20 de fevereiro de 2009 | 00h00

Um dia depois de o maior banco da Suíça, o UBS, concordar em pagar ao governo dos Estados Unidos uma multa de US$ 780 milhões e revelar os nomes de cerca de 250 de seus clientes ao fisco americano, o Departamento de Justiça dos Estados Unidos pressiona para que o banco revele a identidade de 52 mil clientes americanos titulares de contas secretas ilegais. Em comunicado divulgado em Nova York, o UBS disse que o pedido dos EUA "envolve uma quantidade substancial de contas secretas de americanos no UBS da Suíça, cujas informações estão protegidas pelas leis do país".O UBS admitiu que alguns de seus funcionários ajudaram clientes americanos ricos a sonegar impostos por meio da criação de milhares de contas secretas. O UBS disse, contudo, que permanece comprometido em manter confidenciais informações de seus clientes, mas não deve proteger atos fraudulentos.Em julho de 2008, o ex-diretor do UBS, Bradley Birkenfeld, admitiu que ajudou cidadãos americanos a evitar o pagamento de mais de US$ 7 milhões em impostos ao esconder mais de US$ 200 milhões. De acordo com o Departamento de Justiça americano, Birkenfeld disse que mais de US$ 20 bilhões estavam depositados em contas de contribuintes americanos "não declaradas" no banco suíço. PRECEDENTE O acordo fechado entre o UBS e autoridades dos EUA cria um precedente desconfortável para as autoridades em todo o mundo relacionado às antigas leis de sigilo bancário da Suíça. Analistas dizem que o detalhe mais preocupante é que o UBS e as autoridades suíças curvaram-se à pressão americana, o que abre precedentes para que outras partes contestem a privacidade que o sistema bancário fornece a seus clientes.O ministro de Finanças Hans-Rudolf Merz, que também ocupa a presidência da Suíça, tentou passar tranquilidade a todos. Imperturbável, Merz informou aos jornalistas: "Damas e cavalheiros, o sigilo bancário continua intacto". "O caso não significa o fim do sigilo bancário na Suíça, mas mostra que o órgão regulador americano não é um tigre de papel", disse Seb Dovey, sócio-diretor da consultoria Scorpio Partnership.
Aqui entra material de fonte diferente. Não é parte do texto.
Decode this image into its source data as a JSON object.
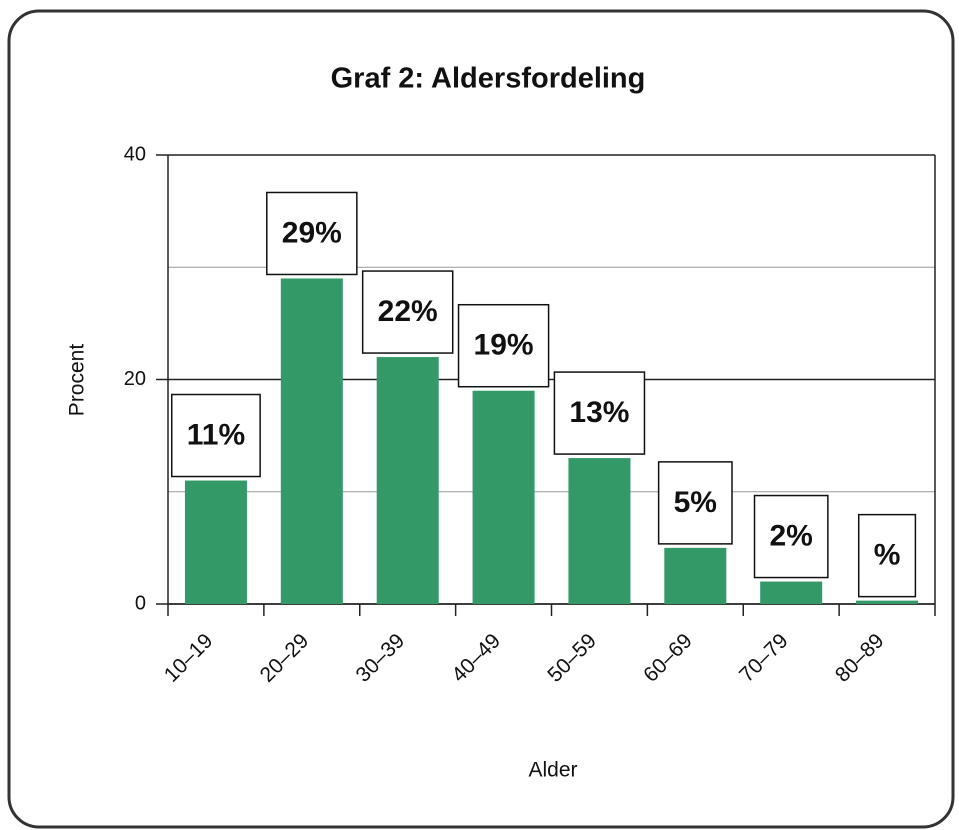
{
  "chart_data": {
    "type": "bar",
    "title": "Graf 2: Aldersfordeling",
    "x_label": "Alder",
    "y_label": "Procent",
    "categories": [
      "10–19",
      "20–29",
      "30–39",
      "40–49",
      "50–59",
      "60–69",
      "70–79",
      "80–89"
    ],
    "values": [
      11,
      29,
      22,
      19,
      13,
      5,
      2,
      0.3
    ],
    "value_labels": [
      "11%",
      "29%",
      "22%",
      "19%",
      "13%",
      "5%",
      "2%",
      "%"
    ],
    "color": "#339966",
    "ylim": [
      0,
      40
    ],
    "yticks": [
      0,
      20,
      40
    ],
    "minor_yticks": [
      10,
      30
    ],
    "grid": true
  }
}
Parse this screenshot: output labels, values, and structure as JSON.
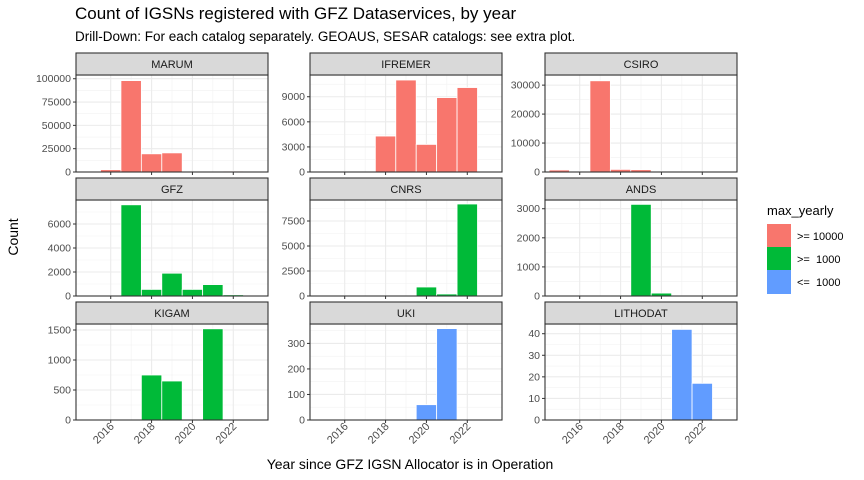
{
  "title": "Count of IGSNs registered with GFZ Dataservices, by year",
  "subtitle": "Drill-Down: For each catalog separately. GEOAUS, SESAR catalogs: see extra plot.",
  "chart_data": {
    "type": "bar",
    "xlabel": "Year since GFZ IGSN Allocator is in Operation",
    "ylabel": "Count",
    "x_ticks": [
      2016,
      2018,
      2020,
      2022
    ],
    "xlim": [
      2014.3,
      2023.7
    ],
    "x_scale": "shared",
    "y_scale": "free",
    "grid": true,
    "legend": {
      "title": "max_yearly",
      "position": "right",
      "entries": [
        {
          "label": ">= 10000",
          "color": "#F8766D"
        },
        {
          "label": ">=  1000",
          "color": "#00BA38"
        },
        {
          "label": "<=  1000",
          "color": "#619CFF"
        }
      ]
    },
    "panels": [
      {
        "name": "MARUM",
        "color": "#F8766D",
        "ylim": [
          0,
          104000
        ],
        "y_ticks": [
          0,
          25000,
          50000,
          75000,
          100000
        ],
        "bars": [
          {
            "x": 2016,
            "y": 2500
          },
          {
            "x": 2017,
            "y": 98000
          },
          {
            "x": 2018,
            "y": 19500
          },
          {
            "x": 2019,
            "y": 20500
          },
          {
            "x": 2022,
            "y": 1000
          }
        ]
      },
      {
        "name": "IFREMER",
        "color": "#F8766D",
        "ylim": [
          0,
          11600
        ],
        "y_ticks": [
          0,
          3000,
          6000,
          9000
        ],
        "bars": [
          {
            "x": 2018,
            "y": 4300
          },
          {
            "x": 2019,
            "y": 11000
          },
          {
            "x": 2020,
            "y": 3300
          },
          {
            "x": 2021,
            "y": 8900
          },
          {
            "x": 2022,
            "y": 10100
          }
        ]
      },
      {
        "name": "CSIRO",
        "color": "#F8766D",
        "ylim": [
          0,
          33500
        ],
        "y_ticks": [
          0,
          10000,
          20000,
          30000
        ],
        "bars": [
          {
            "x": 2015,
            "y": 700
          },
          {
            "x": 2016,
            "y": 300
          },
          {
            "x": 2017,
            "y": 31500
          },
          {
            "x": 2018,
            "y": 900
          },
          {
            "x": 2019,
            "y": 800
          },
          {
            "x": 2020,
            "y": 300
          },
          {
            "x": 2021,
            "y": 300
          }
        ]
      },
      {
        "name": "GFZ",
        "color": "#00BA38",
        "ylim": [
          0,
          8000
        ],
        "y_ticks": [
          0,
          2000,
          4000,
          6000
        ],
        "bars": [
          {
            "x": 2017,
            "y": 7600
          },
          {
            "x": 2018,
            "y": 550
          },
          {
            "x": 2019,
            "y": 1900
          },
          {
            "x": 2020,
            "y": 550
          },
          {
            "x": 2021,
            "y": 950
          },
          {
            "x": 2022,
            "y": 100
          }
        ]
      },
      {
        "name": "CNRS",
        "color": "#00BA38",
        "ylim": [
          0,
          9600
        ],
        "y_ticks": [
          0,
          2500,
          5000,
          7500
        ],
        "bars": [
          {
            "x": 2020,
            "y": 900
          },
          {
            "x": 2021,
            "y": 200
          },
          {
            "x": 2022,
            "y": 9200
          }
        ]
      },
      {
        "name": "ANDS",
        "color": "#00BA38",
        "ylim": [
          0,
          3300
        ],
        "y_ticks": [
          0,
          1000,
          2000,
          3000
        ],
        "bars": [
          {
            "x": 2018,
            "y": 20
          },
          {
            "x": 2019,
            "y": 3150
          },
          {
            "x": 2020,
            "y": 100
          }
        ]
      },
      {
        "name": "KIGAM",
        "color": "#00BA38",
        "ylim": [
          0,
          1600
        ],
        "y_ticks": [
          0,
          500,
          1000,
          1500
        ],
        "bars": [
          {
            "x": 2018,
            "y": 750
          },
          {
            "x": 2019,
            "y": 650
          },
          {
            "x": 2021,
            "y": 1520
          }
        ]
      },
      {
        "name": "UKI",
        "color": "#619CFF",
        "ylim": [
          0,
          376
        ],
        "y_ticks": [
          0,
          100,
          200,
          300
        ],
        "bars": [
          {
            "x": 2020,
            "y": 60
          },
          {
            "x": 2021,
            "y": 358
          }
        ]
      },
      {
        "name": "LITHODAT",
        "color": "#619CFF",
        "ylim": [
          0,
          44.5
        ],
        "y_ticks": [
          0,
          10,
          20,
          30,
          40
        ],
        "bars": [
          {
            "x": 2021,
            "y": 42
          },
          {
            "x": 2022,
            "y": 17
          }
        ]
      }
    ]
  }
}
Isso deve estimular governos e organizações de outras partes do mundo, como a União Europeia (UE), em seus ataques contra Suíça e Liechtenstein, que compartilham leis bancárias parecidas e, por isso, são considerados por muitos um paraíso para a evasão de impostos. Ontem mesmo, a UE exigiu que a Suíça trate os pedidos europeus de levantamento de sigilo bancário da mesma forma que fez com Washington.